Coach Mike Riley said he spoke with Leaf on Monday, and the second-year pro admitted that he had played flag football on Saturday. According to reports, Leaf sprained an ankle and had to be helped off the field.
"I asked him if he played and he did play," said Riley, who chose his words carefully during his regular Monday news conference. "I asked him if he was hurt and he was not hurt."
Riley also said he told Leaf that he should have used better judgment.
"Just the fact that we would like to get his physical condition OK before he played any kind of football again," Riley said. "Obviously when he left at the suspension time, his shoulder was still bothering him. So, probably given the opportunity, we would have thought that wasn't a great idea."
Club president Dean Spanos sounded irritated while discussing Leaf.
"He's precluded from doing something like that by his contract, and I hope he wasn't doing it," Spanos said. "That's all I'm going to say. And I hope he didn't get hurt."
Leaf was rehabilitating his surgically repaired right shoulder when he was suspended for four weeks on Nov. 2 for cursing general manager Bobby Beathard and strength coach John Hastings.
Also Monday, backup quarterback Erik Kramer was discharged after spending three nights in a hospital for treatment of neck spasms. He was scheduled to see a spine specialist later Monday. Kramer had been suffering spasms since early Friday, and the team decided it would be best if he stayed in a hospital, trainer James Collins said. He missed Sunday's 23-20 overtime loss to Chicago, the Chargers' fifth straight loss.

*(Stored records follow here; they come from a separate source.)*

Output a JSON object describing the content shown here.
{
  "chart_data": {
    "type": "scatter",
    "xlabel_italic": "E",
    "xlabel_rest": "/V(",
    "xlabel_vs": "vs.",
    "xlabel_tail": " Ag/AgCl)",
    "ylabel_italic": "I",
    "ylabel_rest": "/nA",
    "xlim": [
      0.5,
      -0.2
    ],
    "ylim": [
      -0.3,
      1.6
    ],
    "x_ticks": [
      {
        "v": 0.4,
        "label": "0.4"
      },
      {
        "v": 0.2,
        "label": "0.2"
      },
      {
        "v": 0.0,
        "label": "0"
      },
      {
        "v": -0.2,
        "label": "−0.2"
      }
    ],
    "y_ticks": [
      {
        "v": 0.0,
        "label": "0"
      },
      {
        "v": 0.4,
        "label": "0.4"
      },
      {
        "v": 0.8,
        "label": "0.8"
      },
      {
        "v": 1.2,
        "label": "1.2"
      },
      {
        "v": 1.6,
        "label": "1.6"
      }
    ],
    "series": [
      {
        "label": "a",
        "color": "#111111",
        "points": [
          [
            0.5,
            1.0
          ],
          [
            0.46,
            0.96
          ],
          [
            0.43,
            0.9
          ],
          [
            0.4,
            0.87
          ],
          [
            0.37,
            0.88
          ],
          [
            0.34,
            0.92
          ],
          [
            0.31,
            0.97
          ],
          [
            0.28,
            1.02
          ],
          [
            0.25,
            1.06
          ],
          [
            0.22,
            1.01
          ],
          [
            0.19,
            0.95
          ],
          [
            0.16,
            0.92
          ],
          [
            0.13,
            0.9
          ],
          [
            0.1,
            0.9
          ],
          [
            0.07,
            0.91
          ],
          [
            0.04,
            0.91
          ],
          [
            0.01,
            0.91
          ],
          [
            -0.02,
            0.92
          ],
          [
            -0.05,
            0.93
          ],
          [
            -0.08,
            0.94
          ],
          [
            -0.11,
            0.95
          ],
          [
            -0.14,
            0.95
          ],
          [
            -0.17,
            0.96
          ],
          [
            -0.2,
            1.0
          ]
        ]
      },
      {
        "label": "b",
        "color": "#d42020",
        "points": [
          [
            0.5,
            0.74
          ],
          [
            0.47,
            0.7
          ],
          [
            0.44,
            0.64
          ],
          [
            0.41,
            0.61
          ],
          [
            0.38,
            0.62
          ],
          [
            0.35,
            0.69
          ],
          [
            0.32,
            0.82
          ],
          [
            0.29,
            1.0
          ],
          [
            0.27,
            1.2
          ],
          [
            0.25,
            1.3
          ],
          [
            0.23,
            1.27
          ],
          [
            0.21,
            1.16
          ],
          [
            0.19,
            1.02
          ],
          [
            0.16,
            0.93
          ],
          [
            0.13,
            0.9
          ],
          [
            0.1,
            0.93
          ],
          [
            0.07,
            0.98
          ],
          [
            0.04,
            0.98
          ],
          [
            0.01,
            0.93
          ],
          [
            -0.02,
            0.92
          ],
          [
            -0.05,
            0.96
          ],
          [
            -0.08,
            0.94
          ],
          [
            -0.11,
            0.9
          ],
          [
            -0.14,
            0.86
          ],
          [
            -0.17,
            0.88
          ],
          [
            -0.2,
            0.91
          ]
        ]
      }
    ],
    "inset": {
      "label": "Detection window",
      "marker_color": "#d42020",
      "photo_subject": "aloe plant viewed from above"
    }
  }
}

Collins said Kramer is suffering from nerve root irritation and will be treated at team headquarters.
Beathard refused to comment on whether the Chargers would take action against Leaf.
"I have no idea," Beathard said. "We haven't even discussed that. I don't know all the details. We're all anxious to get him back in here and get going."
Leaf, whose short NFL career has been marked by poor play and boorish off-field behavior, cannot return to the team's headquarters until next Monday.
"He better be here and ready to work," Spanos said.
According to a clause in NFL contracts, players are not to play football other than for their team, or participate in any activity other than football which may involve a significant injury risk, without written permission.
When reached on his cell phone Monday afternoon, Leaf refused comment and then hung up. His agent, Leigh Steinberg, did not immediately return a phone call seeking comment. Steinberg hasn't returned numerous calls since Leaf was suspended.
The NFL Players Association has filed a grievance against the Chargers on Leaf's behalf, contending their punishment was too harsh. Leaf was suspended without pay and fined an additional week's salary the maximum allowed under the NFL's collective bargaining agreement for a total of $73,530. A team official said a hearing won't be scheduled until after the season.
The Chargers still owe Leaf a final $2.95 million installment on the $11.25 million signing bonus they awarded him after taking him with the second pick in the 1998 draft. That payment is due in March.